Lots of Islanders have housing Odysseys to tell, and most are harrowing. There will be more such stories.
At the beginning of this decade, when the Island Affordable Housing Fund released its first housing needs assessment, the narrative account of the problem was chillier than an uninsulated beach house on a February day: “In the 1990s, Martha’s Vineyard added 2,700 seasonal and part-time homes and 1,000 owner-occupied homes but built fewer than 50 new year-round rental apartments and distributed less than 20 youth lots for affordable homeownership. During the same period, local employers added more than 1,500 relatively low-paying service and retail jobs. Here are some of the numbers that illustrate the imbalance between Island housing costs and wages: high home prices 85 percent above the statewide median; high rents at least 30 percent above the statewide median; and low wages 27 percent below the statewide average.”
It’s all about high costs, low pay. But we knew that. And it hasn’t changed. What does it mean? It means that, across the demographic of ordinary folk — people who grew up here, skilled and well-paid workers from the Vineyard or the mainland, older Islanders of moderate income — few will be able to become our successful and secure long-term neighbors. This is despite all the energy expended over the past 10 years on housing.
The Vineyard has chosen a defective approach to solving the problems created by the high cost of housing, and beyond housing, by the oppressively high general cost of living. We’ve elected to focus on heavily subsidized, publicly provided housing for low income Islanders to own. We’ve made the choice to avoid increasing housing density and to avoid encouraging construction of substantial numbers of rental units, which would be less problematic and more helpful to more Islanders. (Edgartown did the right thing with its Morgan Woods development.) And we’ve elected to defend against vigorous economic growth.
It’s an expensive strategy.
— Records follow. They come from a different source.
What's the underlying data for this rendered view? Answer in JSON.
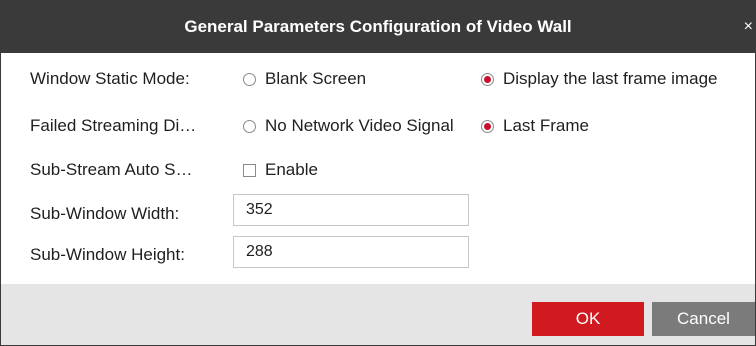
{
  "dialog": {
    "title": "General Parameters Configuration of Video Wall",
    "close_glyph": "×"
  },
  "form": {
    "window_static_mode": {
      "label": "Window Static Mode:",
      "options": [
        {
          "label": "Blank Screen",
          "selected": false
        },
        {
          "label": "Display the last frame image",
          "selected": true
        }
      ]
    },
    "failed_streaming": {
      "label": "Failed Streaming Di…",
      "options": [
        {
          "label": "No Network Video Signal",
          "selected": false
        },
        {
          "label": "Last Frame",
          "selected": true
        }
      ]
    },
    "sub_stream_auto": {
      "label": "Sub-Stream Auto S…",
      "checkbox_label": "Enable",
      "checked": false
    },
    "sub_window_width": {
      "label": "Sub-Window Width:",
      "value": "352"
    },
    "sub_window_height": {
      "label": "Sub-Window Height:",
      "value": "288"
    }
  },
  "footer": {
    "ok_label": "OK",
    "cancel_label": "Cancel"
  },
  "colors": {
    "titlebar": "#3a3a3a",
    "accent": "#d11a1f",
    "cancel": "#7b7b7b",
    "footer": "#e5e5e5"
  }
}
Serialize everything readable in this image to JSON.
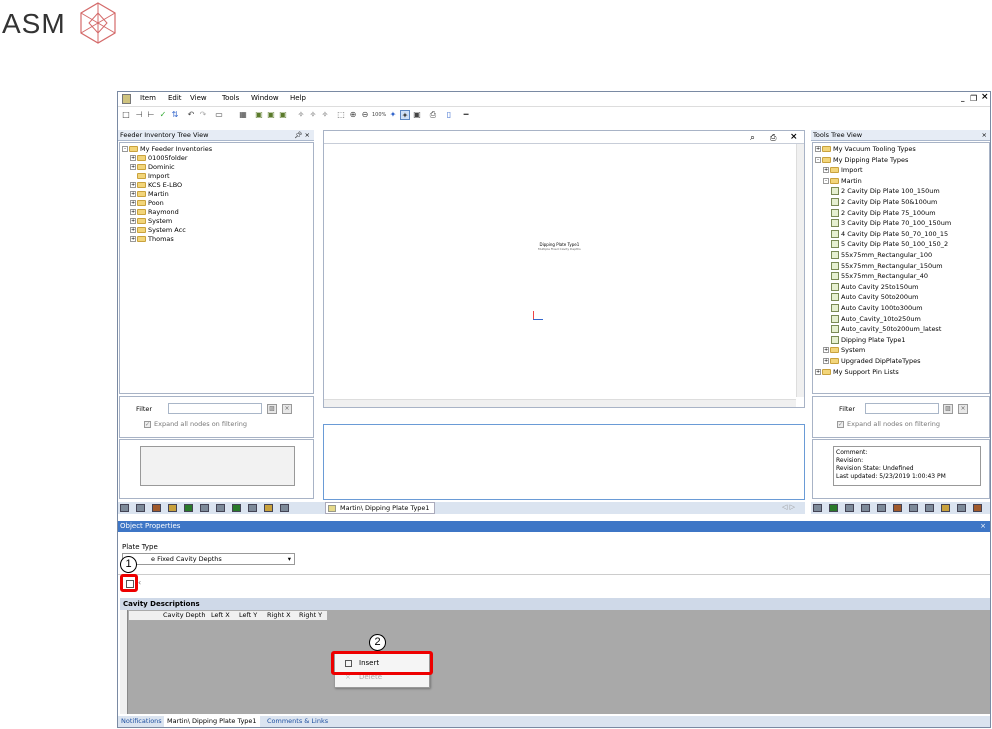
{
  "logo": {
    "text": "ASM"
  },
  "menu": [
    "Item",
    "Edit",
    "View",
    "Tools",
    "Window",
    "Help"
  ],
  "window_controls": {
    "minimize": "_",
    "restore": "Š",
    "close": "×"
  },
  "toolbar": {
    "zoom_100": "100%"
  },
  "left_panel": {
    "title": "Feeder Inventory Tree View",
    "pin": "$ ×",
    "root": "My Feeder Inventories",
    "items": [
      "01005folder",
      "Dominic",
      "Import",
      "KCS E-LBO",
      "Martin",
      "Poon",
      "Raymond",
      "System",
      "System Acc",
      "Thomas"
    ],
    "filter_label": "Filter",
    "expand_label": "Expand all nodes on filtering"
  },
  "center_panel": {
    "canvas_title": "Dipping Plate Type1",
    "canvas_subtitle": "Multiple Fixed Cavity Depths",
    "tab_label": "Martin\\ Dipping Plate Type1"
  },
  "right_panel": {
    "title": "Tools Tree View",
    "items": [
      {
        "label": "My Vacuum Tooling Types",
        "indent": 0,
        "kind": "folder"
      },
      {
        "label": "My Dipping Plate Types",
        "indent": 0,
        "kind": "folder"
      },
      {
        "label": "Import",
        "indent": 1,
        "kind": "folder"
      },
      {
        "label": "Martin",
        "indent": 1,
        "kind": "folder"
      },
      {
        "label": "2 Cavity Dip Plate 100_150um",
        "indent": 2,
        "kind": "plate"
      },
      {
        "label": "2 Cavity Dip Plate 50&100um",
        "indent": 2,
        "kind": "plate"
      },
      {
        "label": "2 Cavity Dip Plate 75_100um",
        "indent": 2,
        "kind": "plate"
      },
      {
        "label": "3 Cavity Dip Plate 70_100_150um",
        "indent": 2,
        "kind": "plate"
      },
      {
        "label": "4 Cavity Dip Plate 50_70_100_15",
        "indent": 2,
        "kind": "plate"
      },
      {
        "label": "5 Cavity Dip Plate 50_100_150_2",
        "indent": 2,
        "kind": "plate"
      },
      {
        "label": "55x75mm_Rectangular_100",
        "indent": 2,
        "kind": "plate"
      },
      {
        "label": "55x75mm_Rectangular_150um",
        "indent": 2,
        "kind": "plate"
      },
      {
        "label": "55x75mm_Rectangular_40",
        "indent": 2,
        "kind": "plate"
      },
      {
        "label": "Auto Cavity 25to150um",
        "indent": 2,
        "kind": "plate"
      },
      {
        "label": "Auto Cavity 50to200um",
        "indent": 2,
        "kind": "plate"
      },
      {
        "label": "Auto Cavity 100to300um",
        "indent": 2,
        "kind": "plate"
      },
      {
        "label": "Auto_Cavity_10to250um",
        "indent": 2,
        "kind": "plate"
      },
      {
        "label": "Auto_cavity_50to200um_latest",
        "indent": 2,
        "kind": "plate"
      },
      {
        "label": "Dipping Plate Type1",
        "indent": 2,
        "kind": "plate"
      },
      {
        "label": "System",
        "indent": 1,
        "kind": "folder"
      },
      {
        "label": "Upgraded DipPlateTypes",
        "indent": 1,
        "kind": "folder"
      },
      {
        "label": "My Support Pin Lists",
        "indent": 0,
        "kind": "folder"
      }
    ],
    "filter_label": "Filter",
    "expand_label": "Expand all nodes on filtering",
    "info": [
      "Comment:",
      "Revision:",
      "Revision State: Undefined",
      "Last updated: 5/23/2019 1:00:43 PM"
    ]
  },
  "properties": {
    "title": "Object Properties",
    "plate_type_label": "Plate Type",
    "plate_type_value": "e Fixed Cavity Depths",
    "section_title": "Cavity Descriptions",
    "columns": [
      "Cavity Depth",
      "Left X",
      "Left Y",
      "Right X",
      "Right Y"
    ],
    "context_menu": [
      "Insert",
      "Delete"
    ]
  },
  "bottom_tabs": [
    "Notifications",
    "Martin\\ Dipping Plate Type1",
    "Comments & Links"
  ],
  "callouts": [
    "1",
    "2"
  ],
  "colors": {
    "accent_red": "#e00000",
    "tab_blue": "#1e4fa0",
    "title_bar": "#3e76c6"
  }
}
Consider that in Chilmark more than $2 million in taxpayer cash and tens of thousands of dollars in land value will be used to underwrite the development of just six affordable rental-housing units and six lots for moderate income Islanders to lease and build houses. That’s on more than 20 acres of land. In West Tisbury, a housing project nearly ready for occupancy will subsidize each housing unit to the tune of more than $200,000.
And it’s a strategy that is torturously and endlessly complicated. Last week, in West Tisbury, selectmen and affordable housing committee members wrestled with the question of whether low-income affordable housing owners might leave the houses they build to their children if, in the apparently troublesome event, that the child is successful and would not qualify as a low-income earner. The decision these generously well-intentioned people reached was to imagine that the guidelines they will use to govern the disposition and management of the housing will ensure the permanent affordability of each property, but not to inquire too closely into how the rules will actually be applied.
And, at the Chilmark town meeting, voters did something similar. They decided that the rules must preserve the perpetual affordability of the low-income housing the town will create, but, of course, how the rules will work in individual, real-life cases will be determined case by case.
In each and every case, this approach will result in the buildings that are created being permanent, but the families they house will be transient. It’s desperately wrong headed, if building community is the goal.
Collaterally, and sadly, this hobbled focus on housing has failed to embrace the need for steady, substantial economic growth, which is, after all, the engine of affordability. Rather, we appear to have decided to place a limited number of families in affordable dwellings, with caps on the appreciation of real estate value, in what is for most Americans their largest single asset, and to restrain economic growth so that moderate income becomes a life sentence. It’s a perverse strategy.